At first, I thought the Oxford dictionary must have had every word in the English language. I don’t think I ever aspired to learn them all, but wow! Imagine! I could look up ANY word, and I didn’t have to go to the library…I could do it at home!
I soon discovered that it wasn’t quite true. Sure, it had “bastard” and “bugger”, for example. But no “fuck”. Still, it was fantastic!
In 2019, work had been underway for years at Oxford University Press on a new edition of the dictionary. (2)
To many people, though, all the painstaking scholarly research that goes into making the the Oxford has been superseded in the computer age by the convenience of free online dictionaries.
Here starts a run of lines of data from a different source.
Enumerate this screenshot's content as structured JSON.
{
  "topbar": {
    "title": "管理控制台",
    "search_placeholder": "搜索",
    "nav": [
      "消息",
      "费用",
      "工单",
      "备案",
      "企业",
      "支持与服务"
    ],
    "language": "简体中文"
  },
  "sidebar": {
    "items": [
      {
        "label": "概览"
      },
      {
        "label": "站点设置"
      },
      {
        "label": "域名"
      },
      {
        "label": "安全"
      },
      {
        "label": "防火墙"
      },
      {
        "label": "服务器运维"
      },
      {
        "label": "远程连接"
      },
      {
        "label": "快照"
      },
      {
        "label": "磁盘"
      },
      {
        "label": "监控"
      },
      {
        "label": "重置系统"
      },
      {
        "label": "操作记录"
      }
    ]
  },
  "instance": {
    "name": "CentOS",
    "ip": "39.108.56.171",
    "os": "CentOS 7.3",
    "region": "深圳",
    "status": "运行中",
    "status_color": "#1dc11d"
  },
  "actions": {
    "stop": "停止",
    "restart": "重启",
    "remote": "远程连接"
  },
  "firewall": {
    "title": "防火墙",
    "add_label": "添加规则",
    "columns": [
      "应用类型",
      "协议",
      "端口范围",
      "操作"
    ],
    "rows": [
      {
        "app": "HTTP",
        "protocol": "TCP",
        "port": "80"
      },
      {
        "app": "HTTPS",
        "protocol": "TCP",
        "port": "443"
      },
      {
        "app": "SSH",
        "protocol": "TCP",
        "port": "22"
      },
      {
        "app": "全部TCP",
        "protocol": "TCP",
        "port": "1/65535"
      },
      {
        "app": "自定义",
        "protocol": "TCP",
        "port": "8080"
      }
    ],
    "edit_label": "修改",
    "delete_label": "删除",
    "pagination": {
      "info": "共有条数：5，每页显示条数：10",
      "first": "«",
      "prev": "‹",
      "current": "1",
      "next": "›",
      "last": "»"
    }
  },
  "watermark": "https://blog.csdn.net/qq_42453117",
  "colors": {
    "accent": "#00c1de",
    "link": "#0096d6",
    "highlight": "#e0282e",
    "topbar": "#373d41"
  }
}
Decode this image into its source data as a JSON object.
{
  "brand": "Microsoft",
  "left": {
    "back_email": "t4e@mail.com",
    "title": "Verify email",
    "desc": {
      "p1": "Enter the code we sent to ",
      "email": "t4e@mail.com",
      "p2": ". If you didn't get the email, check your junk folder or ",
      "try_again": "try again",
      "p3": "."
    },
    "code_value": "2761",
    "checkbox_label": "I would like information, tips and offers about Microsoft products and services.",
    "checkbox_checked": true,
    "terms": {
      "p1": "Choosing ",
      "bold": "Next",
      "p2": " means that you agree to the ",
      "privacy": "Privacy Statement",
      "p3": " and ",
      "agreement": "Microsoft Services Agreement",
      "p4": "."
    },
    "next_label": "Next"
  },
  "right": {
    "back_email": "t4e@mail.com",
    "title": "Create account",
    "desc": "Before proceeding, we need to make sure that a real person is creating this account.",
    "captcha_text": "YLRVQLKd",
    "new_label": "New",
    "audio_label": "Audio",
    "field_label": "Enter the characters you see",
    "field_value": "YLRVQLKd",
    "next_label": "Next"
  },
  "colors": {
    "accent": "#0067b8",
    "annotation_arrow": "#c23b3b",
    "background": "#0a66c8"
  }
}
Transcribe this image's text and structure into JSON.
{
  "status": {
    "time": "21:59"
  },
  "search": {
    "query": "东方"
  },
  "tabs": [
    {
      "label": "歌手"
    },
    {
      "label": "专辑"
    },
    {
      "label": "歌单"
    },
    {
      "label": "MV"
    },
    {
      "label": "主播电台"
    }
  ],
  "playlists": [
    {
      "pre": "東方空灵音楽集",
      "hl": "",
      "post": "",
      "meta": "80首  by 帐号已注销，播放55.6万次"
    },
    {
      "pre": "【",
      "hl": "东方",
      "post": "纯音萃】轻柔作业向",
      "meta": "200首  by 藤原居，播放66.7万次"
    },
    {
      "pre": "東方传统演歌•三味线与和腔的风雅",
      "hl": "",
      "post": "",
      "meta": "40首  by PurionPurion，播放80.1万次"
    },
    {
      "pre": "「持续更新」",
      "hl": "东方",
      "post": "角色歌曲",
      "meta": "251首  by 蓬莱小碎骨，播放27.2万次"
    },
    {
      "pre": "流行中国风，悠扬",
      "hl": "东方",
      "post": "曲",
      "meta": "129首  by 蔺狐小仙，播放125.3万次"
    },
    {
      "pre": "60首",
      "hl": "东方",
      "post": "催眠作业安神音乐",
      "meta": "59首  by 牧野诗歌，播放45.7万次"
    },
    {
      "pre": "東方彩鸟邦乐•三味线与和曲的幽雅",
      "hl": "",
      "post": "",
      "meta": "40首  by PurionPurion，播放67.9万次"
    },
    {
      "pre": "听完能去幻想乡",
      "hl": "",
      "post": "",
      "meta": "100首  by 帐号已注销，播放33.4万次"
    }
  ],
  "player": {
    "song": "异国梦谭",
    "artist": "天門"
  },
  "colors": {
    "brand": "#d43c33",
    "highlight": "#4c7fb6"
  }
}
Computerisation even brought word-processing software programs with built-in “spell check” systems so one couldn’t, or shouldn’t, make spelling mistakes. But, amazingly, still people did!
Unless I knew for sure that that a job application came from a new migrant struggling to learn English, if one came before me with spelling mistakes, it wouldn’t survive more than a few seconds before being binned.
“Use spell check you idiot,” I’d mutter under my breath.
In the early 2000s, the Campaign Against Poor Spelling in English (CAPSIE) was formed, but it soon broke up into splinter groups.
One faction had argued in favour of the all-pervasive American spellings, another that only British spellings were correct, because after all, that’s where English originated.
I once had to borrow a marker pen from a shop-assistant at London’s Heathrow airport to draw in an extra “M” on a metre-high sign advertising “accomodation”.
The shop assistant was puzzled. Maybe she’d never heard of spell check and thought I was a graffitist, but she didn’t call security to have me arrested.